Timothy SNYDER : L'une des raisons pour lesquelles le Kremlin veut prendre l'Ukraine était aussi le but de guerre du Reich nazi dans les années 1930: les matières premières. Plus nous en apprenons sur la guerre russe actuelle, plus nous comprenons qu’elle a été planifiée pour s'emparer de ressources, notamment alimentaires, afin que d’autres en soient privés. Les Ukrainiens sont considérés de la même manière: un peuple à coloniser.
Il y a des nuances dans les deux visions coloniales. Les Allemands pensaient que les Ukrainiens préféraient être gouvernés par leurs maîtres aryens que par des Soviétiques, c’est-à-dire, dans la vision nazie, par des juifs. Pour les Russes, l'idée est que les Ukrainiens ne savent pas vraiment qui ils sont. Qu’ils se trompent. Qu’ils se croient ukrainiens, mais qu’en fait, au fond de leur cœur ou de leur âme, ils sont russes. Il faut donc les éduquer par la violence pour qu'ils comprennent qu'ils sont russes.
Voilà d’ailleurs un exemple de la façon dont l'examen de l'histoire ukrainienne aide à redresser le récit de l'histoire européenne.
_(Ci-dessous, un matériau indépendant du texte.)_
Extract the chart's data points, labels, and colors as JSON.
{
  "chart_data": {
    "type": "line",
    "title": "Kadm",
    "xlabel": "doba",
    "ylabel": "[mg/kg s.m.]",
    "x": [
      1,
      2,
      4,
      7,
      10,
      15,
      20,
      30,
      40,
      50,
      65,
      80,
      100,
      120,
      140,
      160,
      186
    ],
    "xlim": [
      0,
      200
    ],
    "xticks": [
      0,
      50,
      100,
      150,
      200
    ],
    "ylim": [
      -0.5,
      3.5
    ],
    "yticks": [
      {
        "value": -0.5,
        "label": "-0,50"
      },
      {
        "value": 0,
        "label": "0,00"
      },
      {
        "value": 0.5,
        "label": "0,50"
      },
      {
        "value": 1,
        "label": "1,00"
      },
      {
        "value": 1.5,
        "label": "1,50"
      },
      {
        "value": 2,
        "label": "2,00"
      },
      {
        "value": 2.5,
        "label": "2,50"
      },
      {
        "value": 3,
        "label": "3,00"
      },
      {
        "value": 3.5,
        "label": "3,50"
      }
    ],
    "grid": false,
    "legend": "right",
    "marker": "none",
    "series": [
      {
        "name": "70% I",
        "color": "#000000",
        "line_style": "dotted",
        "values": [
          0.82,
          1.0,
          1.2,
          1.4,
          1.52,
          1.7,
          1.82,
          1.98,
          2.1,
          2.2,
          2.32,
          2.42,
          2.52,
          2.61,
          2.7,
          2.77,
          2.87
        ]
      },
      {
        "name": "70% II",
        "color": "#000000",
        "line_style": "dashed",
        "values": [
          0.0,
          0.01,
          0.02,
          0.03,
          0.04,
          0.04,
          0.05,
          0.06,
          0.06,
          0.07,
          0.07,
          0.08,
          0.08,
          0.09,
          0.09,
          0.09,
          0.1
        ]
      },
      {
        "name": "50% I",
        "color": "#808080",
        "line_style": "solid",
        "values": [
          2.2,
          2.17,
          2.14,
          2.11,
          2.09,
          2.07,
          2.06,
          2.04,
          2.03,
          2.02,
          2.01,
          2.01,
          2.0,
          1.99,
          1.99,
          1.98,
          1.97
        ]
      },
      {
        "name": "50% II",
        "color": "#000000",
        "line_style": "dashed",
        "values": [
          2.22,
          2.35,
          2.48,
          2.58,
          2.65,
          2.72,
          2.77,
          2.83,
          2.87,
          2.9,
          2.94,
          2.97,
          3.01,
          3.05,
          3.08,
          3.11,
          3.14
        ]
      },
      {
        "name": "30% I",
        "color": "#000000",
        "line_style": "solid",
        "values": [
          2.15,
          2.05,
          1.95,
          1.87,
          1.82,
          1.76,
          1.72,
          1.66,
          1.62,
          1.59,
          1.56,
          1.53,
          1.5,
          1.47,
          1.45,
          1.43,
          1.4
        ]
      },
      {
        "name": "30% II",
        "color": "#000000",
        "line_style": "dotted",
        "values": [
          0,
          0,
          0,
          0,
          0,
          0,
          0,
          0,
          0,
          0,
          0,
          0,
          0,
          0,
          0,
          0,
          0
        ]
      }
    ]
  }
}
Depuis le début de notre histoire occidentale, l'Ukraine a rempli cette fonction économique de fournir des denrées alimentaires. La Grèce antique, aux Ve et IVe siècles avant JC, était alimentée en blé de ce qui est aujourd'hui le sud de l'Ukraine. Toute notre tradition de démocratie, de philosophie et de mathématiques est donc liée à une synthèse économique et sociale qui a impliqué l'Ukraine.
Lorsque l'Empire russe prend le contrôle de l'Ukraine, après plusieurs siècles de colonisation polonaise, il met aussitôt la main sur l'exportation des céréales ukrainiennes, issues d'un des sols les plus fertiles du monde. Notre époque postmoderne et post-structurelle a tendance à oublier certaines de ces réalités sociales et agricoles fondamentales, qui sont un miroir des idéologies.